Kedatangan tim ERP di lokasi disambut dengan upaya koordinasi yang sigap dengan Unit Inafis dari kepolisian. Berdasarkan hasil pemeriksaan awal di tempat, korban ditemukan dalam posisi terbaring di atas tempat tidur. Pemeriksaan lebih lanjut pada tubuh korban tidak menunjukkan adanya tanda-tanda kekerasan fisik yang mencurigakan. Hal ini mengindikasikan bahwa kematian yang dialami korban kemungkinan besar bukan disebabkan oleh tindak kekerasan.
Latar Belakang Korban dan Dugaan Penyebab Kematian
MY, lansia yang ditemukan meninggal dunia, diketahui berprofesi sebagai seorang wiraswasta. Ia berasal dari Pekanbaru. Hasil investigasi awal oleh tim gabungan tidak menemukan indikasi adanya unsur pidana yang terlibat dalam peristiwa ini.
Lebih lanjut, Nago mengungkapkan bahwa korban diketahui memiliki riwayat penyakit. Dugaan kuat mengarah pada penyakit diare akut sebagai penyebab kematiannya. Kecurigaan ini diperkuat dengan ditemukannya sejumlah obat-obatan di lokasi kejadian, yang diduga digunakan oleh korban untuk mengobati penyakitnya. Keberadaan obat-obatan ini menjadi bukti pendukung kuat terhadap dugaan medis yang mengarah pada kondisi kesehatan korban.
Proses Evakuasi dan Serah Terima Jenazah
Di bawah komando langsung dari Koordinator Lapangan (Korlap) Anang Rahman, Tim ERP melanjutkan tugasnya dengan melakukan proses evakuasi jenazah. Evakuasi ini dilakukan dengan sangat hati-hati dan sesuai dengan Standar Operasional Prosedur (SOP) kemanusiaan.
Jenazah korban kemudian diangkut menggunakan ambulans ERP Unit 02. Perjalanan menuju Ruang Kamboja di Rumah Sakit Umum Daerah (RSUD) dr. Doris Sylvanus Palangka Raya dilakukan untuk keperluan visum et repertum, sebuah prosedur medis untuk menentukan penyebab pasti kematian.

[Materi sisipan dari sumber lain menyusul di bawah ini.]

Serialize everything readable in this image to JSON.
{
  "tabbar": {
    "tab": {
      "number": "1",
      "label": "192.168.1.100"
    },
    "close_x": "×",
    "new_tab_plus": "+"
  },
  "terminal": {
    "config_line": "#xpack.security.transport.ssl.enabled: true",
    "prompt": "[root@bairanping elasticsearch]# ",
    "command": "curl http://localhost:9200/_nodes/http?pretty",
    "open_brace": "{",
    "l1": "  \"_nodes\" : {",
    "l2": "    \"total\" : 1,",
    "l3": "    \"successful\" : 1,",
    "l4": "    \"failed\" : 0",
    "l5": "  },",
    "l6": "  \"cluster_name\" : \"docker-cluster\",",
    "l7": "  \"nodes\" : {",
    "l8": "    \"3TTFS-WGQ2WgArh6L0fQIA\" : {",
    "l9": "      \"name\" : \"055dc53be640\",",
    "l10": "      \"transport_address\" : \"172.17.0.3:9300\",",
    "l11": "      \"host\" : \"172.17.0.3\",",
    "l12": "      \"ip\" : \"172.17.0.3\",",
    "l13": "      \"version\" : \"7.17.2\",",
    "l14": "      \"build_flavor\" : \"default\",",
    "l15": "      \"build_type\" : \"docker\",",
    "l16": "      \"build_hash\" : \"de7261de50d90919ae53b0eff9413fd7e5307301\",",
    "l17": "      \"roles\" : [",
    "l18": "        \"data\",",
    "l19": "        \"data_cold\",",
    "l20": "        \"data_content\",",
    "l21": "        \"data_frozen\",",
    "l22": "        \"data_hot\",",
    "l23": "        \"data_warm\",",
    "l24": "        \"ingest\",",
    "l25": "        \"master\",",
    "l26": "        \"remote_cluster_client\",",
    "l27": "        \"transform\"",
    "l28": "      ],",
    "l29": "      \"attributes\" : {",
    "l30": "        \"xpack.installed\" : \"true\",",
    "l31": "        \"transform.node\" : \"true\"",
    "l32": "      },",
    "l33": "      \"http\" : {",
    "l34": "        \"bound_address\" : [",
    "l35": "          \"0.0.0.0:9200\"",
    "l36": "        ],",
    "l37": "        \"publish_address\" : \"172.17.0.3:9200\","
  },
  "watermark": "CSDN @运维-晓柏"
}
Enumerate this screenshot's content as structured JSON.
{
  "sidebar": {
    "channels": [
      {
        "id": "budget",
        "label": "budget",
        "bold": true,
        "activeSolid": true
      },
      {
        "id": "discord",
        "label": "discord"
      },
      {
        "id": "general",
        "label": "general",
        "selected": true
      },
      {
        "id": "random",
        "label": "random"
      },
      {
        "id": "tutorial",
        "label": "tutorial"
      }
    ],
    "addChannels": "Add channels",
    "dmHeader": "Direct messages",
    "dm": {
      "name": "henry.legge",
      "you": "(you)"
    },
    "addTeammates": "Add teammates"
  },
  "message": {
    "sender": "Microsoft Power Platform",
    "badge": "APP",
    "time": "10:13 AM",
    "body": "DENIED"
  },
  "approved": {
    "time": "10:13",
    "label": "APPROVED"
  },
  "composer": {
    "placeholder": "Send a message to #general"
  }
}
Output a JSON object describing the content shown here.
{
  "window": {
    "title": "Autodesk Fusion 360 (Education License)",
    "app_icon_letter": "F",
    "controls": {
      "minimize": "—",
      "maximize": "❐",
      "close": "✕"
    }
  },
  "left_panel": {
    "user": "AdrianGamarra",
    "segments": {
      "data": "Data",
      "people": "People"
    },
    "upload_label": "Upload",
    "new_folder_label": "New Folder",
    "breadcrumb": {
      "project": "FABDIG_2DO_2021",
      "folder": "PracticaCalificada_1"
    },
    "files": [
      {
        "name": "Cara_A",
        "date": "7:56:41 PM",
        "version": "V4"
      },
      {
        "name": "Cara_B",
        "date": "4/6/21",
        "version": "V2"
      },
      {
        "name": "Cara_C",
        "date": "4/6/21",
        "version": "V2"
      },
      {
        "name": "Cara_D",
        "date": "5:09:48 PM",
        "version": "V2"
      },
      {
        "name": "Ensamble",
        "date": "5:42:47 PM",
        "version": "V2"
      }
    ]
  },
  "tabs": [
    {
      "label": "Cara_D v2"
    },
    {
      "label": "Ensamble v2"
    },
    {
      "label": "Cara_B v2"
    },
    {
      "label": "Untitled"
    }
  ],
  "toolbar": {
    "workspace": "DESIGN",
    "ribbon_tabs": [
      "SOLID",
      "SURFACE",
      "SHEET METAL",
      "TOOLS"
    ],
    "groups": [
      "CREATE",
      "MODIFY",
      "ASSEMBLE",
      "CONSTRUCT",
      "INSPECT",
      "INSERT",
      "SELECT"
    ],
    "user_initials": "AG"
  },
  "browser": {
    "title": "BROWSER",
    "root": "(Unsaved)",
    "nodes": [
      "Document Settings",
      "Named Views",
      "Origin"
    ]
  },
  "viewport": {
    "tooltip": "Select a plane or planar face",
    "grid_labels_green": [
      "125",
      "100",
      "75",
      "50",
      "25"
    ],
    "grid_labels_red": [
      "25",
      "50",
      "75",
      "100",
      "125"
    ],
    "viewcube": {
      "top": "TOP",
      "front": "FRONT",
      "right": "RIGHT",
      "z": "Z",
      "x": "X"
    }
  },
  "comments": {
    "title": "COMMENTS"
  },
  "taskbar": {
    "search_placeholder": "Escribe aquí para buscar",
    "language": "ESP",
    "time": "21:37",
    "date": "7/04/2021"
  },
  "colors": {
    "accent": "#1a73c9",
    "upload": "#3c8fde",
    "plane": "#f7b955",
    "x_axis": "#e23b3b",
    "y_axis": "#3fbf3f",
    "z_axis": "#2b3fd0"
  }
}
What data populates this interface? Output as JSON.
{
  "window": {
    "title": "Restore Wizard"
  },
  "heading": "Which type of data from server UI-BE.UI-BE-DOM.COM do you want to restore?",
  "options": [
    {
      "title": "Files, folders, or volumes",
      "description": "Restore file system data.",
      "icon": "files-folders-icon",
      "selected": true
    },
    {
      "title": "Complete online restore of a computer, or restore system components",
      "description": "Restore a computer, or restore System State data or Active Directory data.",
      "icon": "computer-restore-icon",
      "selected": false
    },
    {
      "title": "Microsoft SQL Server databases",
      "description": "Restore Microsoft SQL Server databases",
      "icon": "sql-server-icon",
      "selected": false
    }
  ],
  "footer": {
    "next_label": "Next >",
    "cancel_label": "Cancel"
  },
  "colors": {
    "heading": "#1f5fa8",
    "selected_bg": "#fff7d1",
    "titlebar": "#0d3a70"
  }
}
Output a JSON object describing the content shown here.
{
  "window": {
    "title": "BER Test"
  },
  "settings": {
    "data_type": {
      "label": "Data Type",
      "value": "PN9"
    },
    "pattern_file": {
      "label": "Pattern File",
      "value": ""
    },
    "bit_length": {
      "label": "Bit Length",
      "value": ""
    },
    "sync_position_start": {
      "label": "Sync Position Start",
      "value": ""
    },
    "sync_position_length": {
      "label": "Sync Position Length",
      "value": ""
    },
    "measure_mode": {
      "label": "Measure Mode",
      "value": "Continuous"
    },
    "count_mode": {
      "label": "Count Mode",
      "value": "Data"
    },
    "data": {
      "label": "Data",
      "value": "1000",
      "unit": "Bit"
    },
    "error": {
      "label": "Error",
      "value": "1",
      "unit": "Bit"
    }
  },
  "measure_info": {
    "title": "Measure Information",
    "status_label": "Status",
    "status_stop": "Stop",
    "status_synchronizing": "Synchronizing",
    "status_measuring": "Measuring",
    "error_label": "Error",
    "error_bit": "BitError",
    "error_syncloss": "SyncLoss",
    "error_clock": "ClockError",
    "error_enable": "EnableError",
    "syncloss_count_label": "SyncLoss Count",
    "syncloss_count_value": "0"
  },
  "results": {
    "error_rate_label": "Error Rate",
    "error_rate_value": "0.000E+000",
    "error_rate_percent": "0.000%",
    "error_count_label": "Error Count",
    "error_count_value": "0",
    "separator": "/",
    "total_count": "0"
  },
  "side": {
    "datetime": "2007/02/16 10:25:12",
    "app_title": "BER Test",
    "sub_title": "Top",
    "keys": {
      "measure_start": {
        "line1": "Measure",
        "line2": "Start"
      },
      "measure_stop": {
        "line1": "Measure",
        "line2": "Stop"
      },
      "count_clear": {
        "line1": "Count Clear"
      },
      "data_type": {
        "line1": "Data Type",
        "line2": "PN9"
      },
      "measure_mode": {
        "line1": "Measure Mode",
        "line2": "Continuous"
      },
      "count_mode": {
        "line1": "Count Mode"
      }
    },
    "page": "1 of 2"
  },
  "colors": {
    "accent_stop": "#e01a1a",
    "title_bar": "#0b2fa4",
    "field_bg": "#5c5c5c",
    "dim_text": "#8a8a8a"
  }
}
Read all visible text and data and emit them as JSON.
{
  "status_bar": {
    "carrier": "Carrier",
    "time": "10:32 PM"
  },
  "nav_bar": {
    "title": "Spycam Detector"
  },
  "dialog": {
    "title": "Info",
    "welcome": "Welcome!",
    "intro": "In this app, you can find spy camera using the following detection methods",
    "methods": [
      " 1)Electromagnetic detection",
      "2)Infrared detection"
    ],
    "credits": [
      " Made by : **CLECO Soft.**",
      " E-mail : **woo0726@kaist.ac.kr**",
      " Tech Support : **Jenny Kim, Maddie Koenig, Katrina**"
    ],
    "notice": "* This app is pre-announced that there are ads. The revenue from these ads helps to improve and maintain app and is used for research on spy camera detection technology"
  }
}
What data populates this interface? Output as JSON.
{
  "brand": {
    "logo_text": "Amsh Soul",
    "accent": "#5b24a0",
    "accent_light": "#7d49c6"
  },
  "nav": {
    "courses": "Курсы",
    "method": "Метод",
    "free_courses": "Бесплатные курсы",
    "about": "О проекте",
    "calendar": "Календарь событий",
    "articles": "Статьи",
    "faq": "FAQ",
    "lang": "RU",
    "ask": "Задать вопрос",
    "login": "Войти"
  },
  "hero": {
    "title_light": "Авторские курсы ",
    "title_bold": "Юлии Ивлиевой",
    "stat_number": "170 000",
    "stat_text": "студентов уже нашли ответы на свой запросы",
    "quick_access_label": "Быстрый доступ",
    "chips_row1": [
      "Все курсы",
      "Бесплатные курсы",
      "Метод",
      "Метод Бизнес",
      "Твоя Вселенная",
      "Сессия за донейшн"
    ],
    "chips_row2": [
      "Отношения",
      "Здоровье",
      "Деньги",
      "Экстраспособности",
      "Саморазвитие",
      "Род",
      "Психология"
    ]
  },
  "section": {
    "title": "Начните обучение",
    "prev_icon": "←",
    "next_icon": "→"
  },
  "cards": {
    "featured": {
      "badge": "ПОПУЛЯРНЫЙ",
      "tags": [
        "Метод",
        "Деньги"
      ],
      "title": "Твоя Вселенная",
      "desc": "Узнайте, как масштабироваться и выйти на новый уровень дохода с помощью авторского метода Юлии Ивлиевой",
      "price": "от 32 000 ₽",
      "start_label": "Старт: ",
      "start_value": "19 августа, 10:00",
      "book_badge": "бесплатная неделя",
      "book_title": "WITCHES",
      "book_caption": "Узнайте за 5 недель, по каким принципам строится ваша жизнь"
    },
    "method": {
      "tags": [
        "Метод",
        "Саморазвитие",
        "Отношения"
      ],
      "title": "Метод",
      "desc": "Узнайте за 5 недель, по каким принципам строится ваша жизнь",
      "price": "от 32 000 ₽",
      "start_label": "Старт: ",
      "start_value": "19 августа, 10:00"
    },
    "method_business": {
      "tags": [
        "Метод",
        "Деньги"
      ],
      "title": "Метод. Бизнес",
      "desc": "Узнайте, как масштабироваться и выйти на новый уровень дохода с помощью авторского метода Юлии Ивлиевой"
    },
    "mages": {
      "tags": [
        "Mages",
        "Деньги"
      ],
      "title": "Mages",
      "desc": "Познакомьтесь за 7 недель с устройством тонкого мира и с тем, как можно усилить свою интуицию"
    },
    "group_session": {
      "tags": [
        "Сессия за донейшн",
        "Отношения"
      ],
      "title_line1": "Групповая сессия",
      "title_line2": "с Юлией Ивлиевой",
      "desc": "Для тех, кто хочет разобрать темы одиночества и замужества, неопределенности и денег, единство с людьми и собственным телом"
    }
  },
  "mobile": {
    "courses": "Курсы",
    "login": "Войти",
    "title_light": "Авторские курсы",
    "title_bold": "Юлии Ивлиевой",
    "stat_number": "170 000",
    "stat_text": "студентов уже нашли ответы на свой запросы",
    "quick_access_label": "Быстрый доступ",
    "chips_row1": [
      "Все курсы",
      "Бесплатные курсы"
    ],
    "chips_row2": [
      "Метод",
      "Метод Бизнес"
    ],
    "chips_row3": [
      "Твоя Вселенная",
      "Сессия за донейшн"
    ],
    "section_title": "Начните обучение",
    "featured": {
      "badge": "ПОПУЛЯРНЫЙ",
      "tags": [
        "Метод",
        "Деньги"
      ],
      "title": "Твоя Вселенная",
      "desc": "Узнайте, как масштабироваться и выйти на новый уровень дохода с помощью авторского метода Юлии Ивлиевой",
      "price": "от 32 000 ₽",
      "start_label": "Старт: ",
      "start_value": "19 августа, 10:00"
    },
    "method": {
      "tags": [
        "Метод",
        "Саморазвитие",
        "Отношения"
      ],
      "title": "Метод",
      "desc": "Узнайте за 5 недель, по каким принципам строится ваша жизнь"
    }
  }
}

“Proses evakuasi berjalan aman dan kondusif,” tegas Nago. “Jenazah telah diserahterimakan kepada pihak medis dan kepolisian untuk penanganan lebih lanjut, termasuk proses pemulangan jenazah ke daerah asal korban.”
Komitmen ERP dalam Pelayanan Kemanusiaan
Peristiwa ini kembali menegaskan komitmen Emergency Response Palangka Raya (ERP) dalam memberikan pelayanan kemanusiaan kepada masyarakat Kota Palangka Raya. Tim ERP terus berupaya untuk hadir secara cepat dan profesional dalam setiap situasi darurat, termasuk dalam penanganan jenazah. Kehadiran mereka diharapkan dapat memberikan respon yang sigap dan penuh empati, meringankan beban keluarga yang berduka, serta memastikan penanganan sesuai dengan prosedur yang berlaku.